A major beneficiary of the Railway Budget will be Kalindee Rail Nirman (Engineers) Ltd. (Code: 522259) (Rs.164.75). It is a forerunner in execution of the railway signalling, gauge conversion from metre gauge to broad gauge, new railway line construction, modernisation of railway yards. up-gradation of railway sidings in ports, power plants, petroleum sidings, access control systems for metro rail, fibre optic networks, etc. Recently, it merged group company, Kalindee India Projects, through a swap ratio of 17:20, which will help it to bid for larger projects. Besides, it just now raised around Rs.27 cr. through a preferential allotment of 17.25 lakh shares at Rs.156.50 per share. Further, it is planning to raise approx. Rs.30 cr. through the GDR or FCCB route. It may end FY07 with a turnover of Rs.175 cr. with net profit of Rs.10.50 cr. i.e. EPS of Rs.10 on its diluted equity of Rs.10.34 cr. Since the company has more than Rs.750 cr. of orders in hand, its top-line is expected to shoot upto Rs.300 cr. with PAT of around Rs.22 cr. i.e. EPS of Rs.21 on its current equity for FY08. A solid buy as its share price can shoot upto Rs.240 in 12 months.

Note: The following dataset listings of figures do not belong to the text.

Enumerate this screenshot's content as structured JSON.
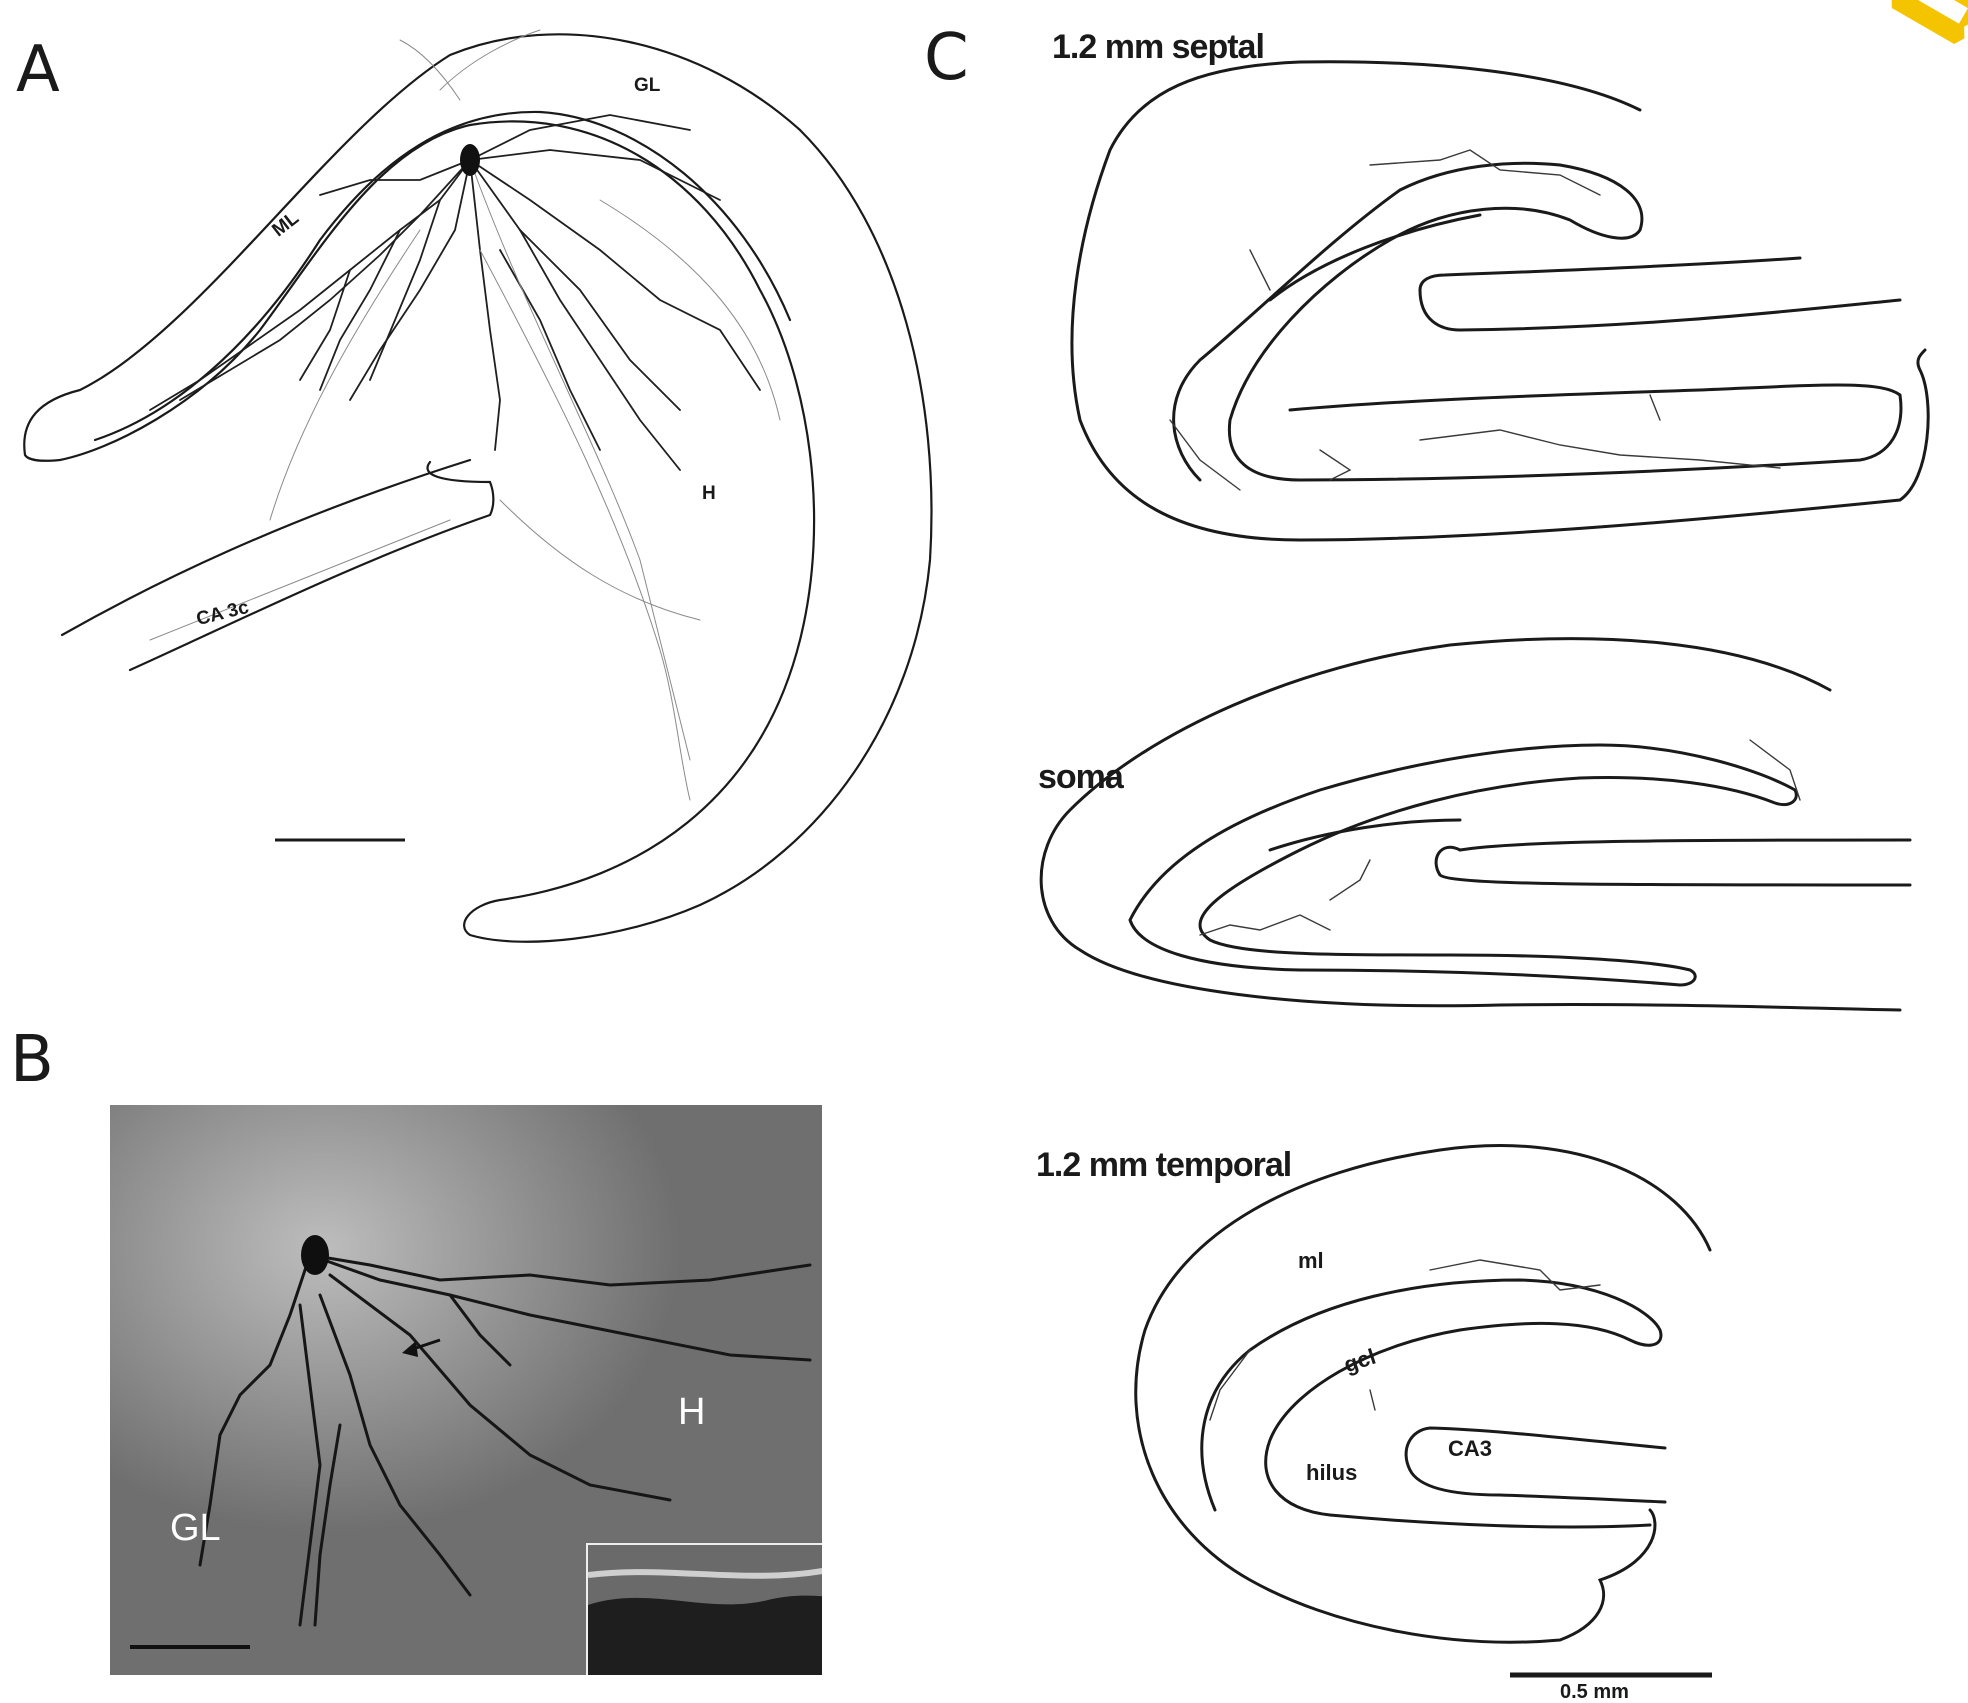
{
  "panels": {
    "a": {
      "letter": "A",
      "labels": {
        "gl": "GL",
        "ml": "ML",
        "h": "H",
        "ca3c": "CA 3c"
      }
    },
    "b": {
      "letter": "B",
      "labels": {
        "gl": "GL",
        "h": "H"
      }
    },
    "c": {
      "letter": "C",
      "sections": {
        "septal": "1.2 mm septal",
        "soma": "soma",
        "temporal": "1.2 mm temporal"
      },
      "labels": {
        "ml": "ml",
        "gcl": "gcl",
        "hilus": "hilus",
        "ca3": "CA3"
      },
      "scale_bar": "0.5 mm"
    }
  },
  "colors": {
    "ink": "#1a1a1a",
    "photo_bg": "#6f6f6f",
    "badge": "#f5c400"
  },
  "icons": {
    "badge": "watermark-gear-badge"
  }
}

By this year’s budget, the government has expressed its special thoughts on health and family welfare by increasing its allocation by 20% to more than Rs.15,000 cr. This is positive for Sanjivani Parenterals (Code: 531569) (Rs.32.85) to some extent as it a supplier of pharmaceutical products to government bodies. Few months back, it bagged a prestigious order from the Mumbai Municipal Corporation and also won the bid of CMS Tender for bulk supply to all hospitals of the West Bengal government. Recently, it also entered into some contract with the defence ministry for three years, which is a good breakthrough for the company. For FY07, it may report a total revenue of Rs.75 cr. with net profit of Rs.4.50 cr. i.e. an EPS of Rs.8 on its equity of Rs.5.90 cr. Technically also, the scrip has bottomed out and the risk:reward clearly favours the bulls in this scrip.

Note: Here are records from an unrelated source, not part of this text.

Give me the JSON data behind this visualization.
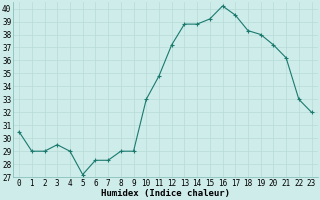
{
  "x": [
    0,
    1,
    2,
    3,
    4,
    5,
    6,
    7,
    8,
    9,
    10,
    11,
    12,
    13,
    14,
    15,
    16,
    17,
    18,
    19,
    20,
    21,
    22,
    23
  ],
  "y": [
    30.5,
    29.0,
    29.0,
    29.5,
    29.0,
    27.2,
    28.3,
    28.3,
    29.0,
    29.0,
    33.0,
    34.8,
    37.2,
    38.8,
    38.8,
    39.2,
    40.2,
    39.5,
    38.3,
    38.0,
    37.2,
    36.2,
    33.0,
    32.0
  ],
  "xlabel": "Humidex (Indice chaleur)",
  "xlim": [
    -0.5,
    23.5
  ],
  "ylim": [
    27,
    40.5
  ],
  "yticks": [
    27,
    28,
    29,
    30,
    31,
    32,
    33,
    34,
    35,
    36,
    37,
    38,
    39,
    40
  ],
  "xticks": [
    0,
    1,
    2,
    3,
    4,
    5,
    6,
    7,
    8,
    9,
    10,
    11,
    12,
    13,
    14,
    15,
    16,
    17,
    18,
    19,
    20,
    21,
    22,
    23
  ],
  "line_color": "#1a7a6e",
  "marker_color": "#1a7a6e",
  "bg_color": "#ceecea",
  "grid_color": "#b8dbd8",
  "tick_fontsize": 5.5,
  "label_fontsize": 6.5
}
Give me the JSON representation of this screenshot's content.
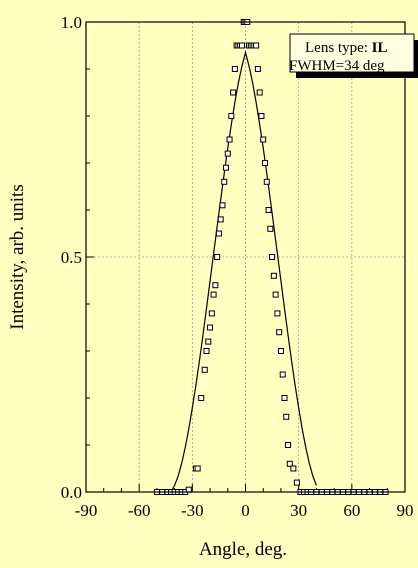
{
  "chart_data": {
    "type": "scatter",
    "xlabel": "Angle, deg.",
    "ylabel": "Intensity, arb. units",
    "xlim": [
      -90,
      90
    ],
    "ylim": [
      0,
      1
    ],
    "xticks": [
      "-90",
      "-60",
      "-30",
      "0",
      "30",
      "60",
      "90"
    ],
    "yticks": [
      "0.0",
      "0.5",
      "1.0"
    ],
    "grid": true,
    "annotation": {
      "line1_prefix": "Lens type: ",
      "line1_bold": "IL",
      "line2": "FWHM=34 deg"
    },
    "series": [
      {
        "kind": "markers",
        "marker": "square-open",
        "x": [
          -50,
          -47,
          -44,
          -42,
          -40,
          -38,
          -36,
          -34,
          -32,
          -28,
          -27,
          -25,
          -23,
          -22,
          -21,
          -20,
          -19,
          -18,
          -17,
          -16,
          -15,
          -14,
          -13,
          -12,
          -11,
          -10,
          -9,
          -8,
          -7,
          -6,
          -5,
          -4,
          -3,
          -2,
          -1,
          0,
          1,
          2,
          3,
          4,
          5,
          6,
          7,
          8,
          9,
          10,
          11,
          12,
          13,
          14,
          15,
          16,
          17,
          18,
          19,
          20,
          21,
          22,
          23,
          24,
          25,
          27,
          29,
          31,
          33,
          35,
          37,
          40,
          43,
          46,
          49,
          52,
          55,
          58,
          61,
          64,
          67,
          70,
          73,
          76,
          79
        ],
        "y": [
          0.0,
          0.0,
          0.0,
          0.0,
          0.0,
          0.0,
          0.0,
          0.0,
          0.005,
          0.05,
          0.05,
          0.2,
          0.26,
          0.3,
          0.32,
          0.35,
          0.38,
          0.42,
          0.44,
          0.5,
          0.55,
          0.58,
          0.61,
          0.66,
          0.69,
          0.72,
          0.75,
          0.8,
          0.85,
          0.9,
          0.95,
          0.95,
          0.95,
          0.95,
          1.0,
          1.0,
          1.0,
          0.95,
          0.95,
          0.95,
          0.95,
          0.95,
          0.9,
          0.85,
          0.8,
          0.75,
          0.7,
          0.66,
          0.6,
          0.56,
          0.5,
          0.46,
          0.42,
          0.38,
          0.34,
          0.3,
          0.25,
          0.2,
          0.16,
          0.1,
          0.06,
          0.05,
          0.02,
          0.0,
          0.0,
          0.0,
          0.0,
          0.0,
          0.0,
          0.0,
          0.0,
          0.0,
          0.0,
          0.0,
          0.0,
          0.0,
          0.0,
          0.0,
          0.0,
          0.0,
          0.0
        ]
      },
      {
        "kind": "line",
        "x": [
          -42,
          -40,
          -38,
          -36,
          -34,
          -32,
          -30,
          -28,
          -26,
          -24,
          -22,
          -20,
          -18,
          -16,
          -14,
          -12,
          -10,
          -8,
          -6,
          -4,
          -2,
          0,
          2,
          4,
          6,
          8,
          10,
          12,
          14,
          16,
          18,
          20,
          22,
          24,
          26,
          28,
          30,
          32,
          34,
          36,
          38,
          40
        ],
        "y": [
          0.0,
          0.014,
          0.034,
          0.061,
          0.095,
          0.134,
          0.179,
          0.227,
          0.279,
          0.334,
          0.391,
          0.449,
          0.507,
          0.565,
          0.622,
          0.678,
          0.732,
          0.782,
          0.829,
          0.871,
          0.906,
          0.935,
          0.906,
          0.871,
          0.829,
          0.782,
          0.732,
          0.678,
          0.622,
          0.565,
          0.507,
          0.449,
          0.391,
          0.334,
          0.279,
          0.227,
          0.179,
          0.134,
          0.095,
          0.061,
          0.034,
          0.014
        ]
      }
    ]
  }
}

After hitting a high of Rs.122, Paradyne Infotech Ltd. (Code: 532672) (Rs.87.30) has corrected sharply to Rs.80 levels on fears of MAT implementation and the FBT on ESOP. However, it is a rapidly growing mid-cap IT company set to capitalise on strong growth opportunities in HR and Banking software products, offshore & domestic software services, e-governance projects and IT infrastructure management services through both organic and inorganic initiatives in domestic as well as global markets. For the December 2006 quarter, its top-line grew by 60% to Rs.34.50 cr. and net profit more than doubled to Rs.3.95 cr. registering an EPS of Rs.3.65 for the quarter. For full year FY07, it may register total revenue of Rs.125 cr. and after providing Rs.2.50 cr. as current tax, net profit may stand at Rs.14 cr. This translates into an EPS of Rs.13 on its current equity of Rs.10.88 cr. For FY08, its EPS can rise to Rs.16. Buy on declines.

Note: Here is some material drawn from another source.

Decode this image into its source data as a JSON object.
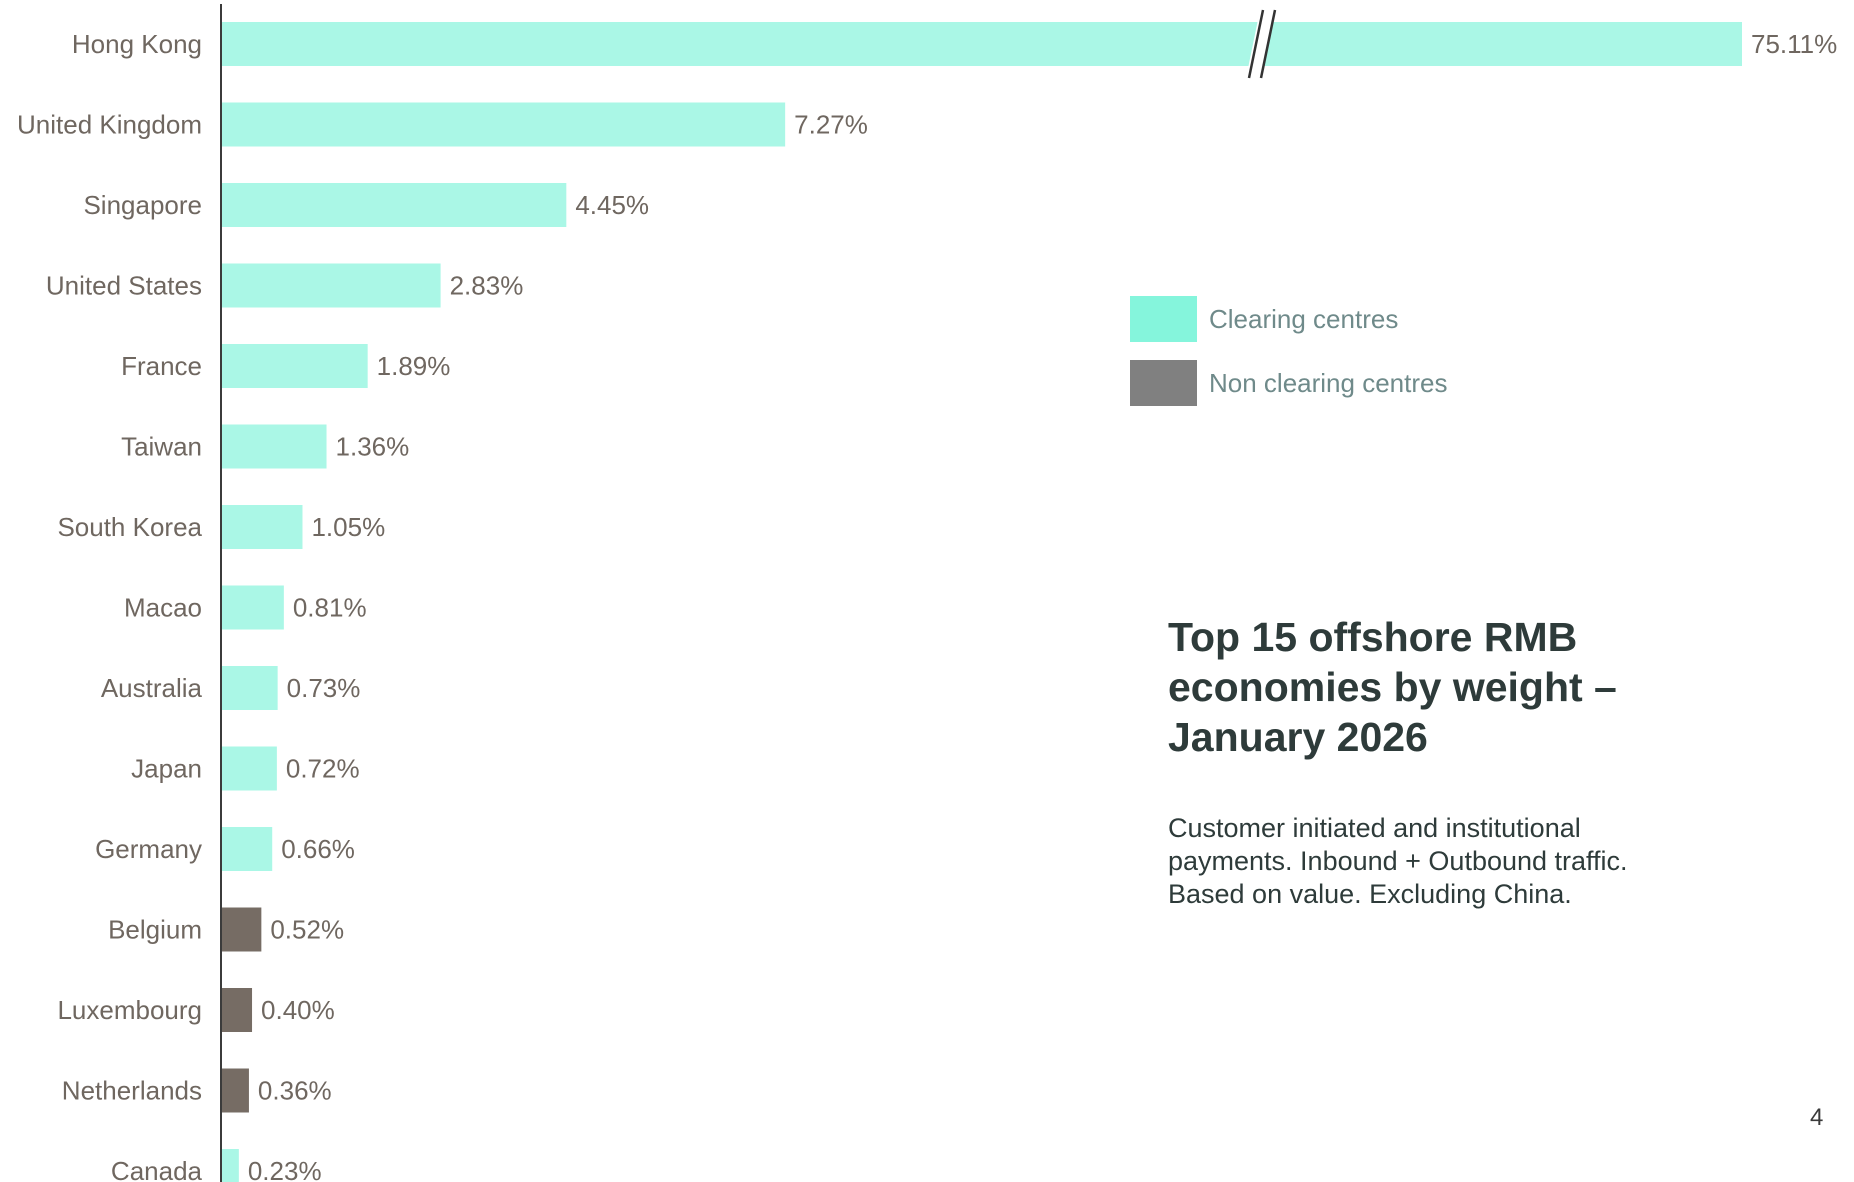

PBA Infrastructure Ltd. (Code: 532676) (Rs.95.30) executes civil engineering projects and specializes in construction of highways, dams, runways, heavy RCC structures, bridges and other infrastructure projects for various government bodies. Although the shares of construction and infrastructure companies have tumbled sharply on withdrawal of some tax exemptions in the budget, the future prospects of PBA Infrastructure are very encouraging as it regularly bags good orders. Its first three quarters revenue is up by 75% to Rs.187 cr. but net profit grew by 20% only to Rs.10 cr. only due to higher interest cost and tax provisions. Since it has pending contracts worth more than Rs.500 cr., it may report sales of Rs.265 cr. with net profit of Rs.12 cr. for FY07, which may shoot up to Rs.325 cr. and Rs.16.50 cr. respectively for FY08. This works out to an EPS of Rs.9 & Rs.12 for FY07 and FY08 respectively. The company is also planning to raise capital through FCCB/GDR/ preferential allotments, which will lead to its re-rating going forward.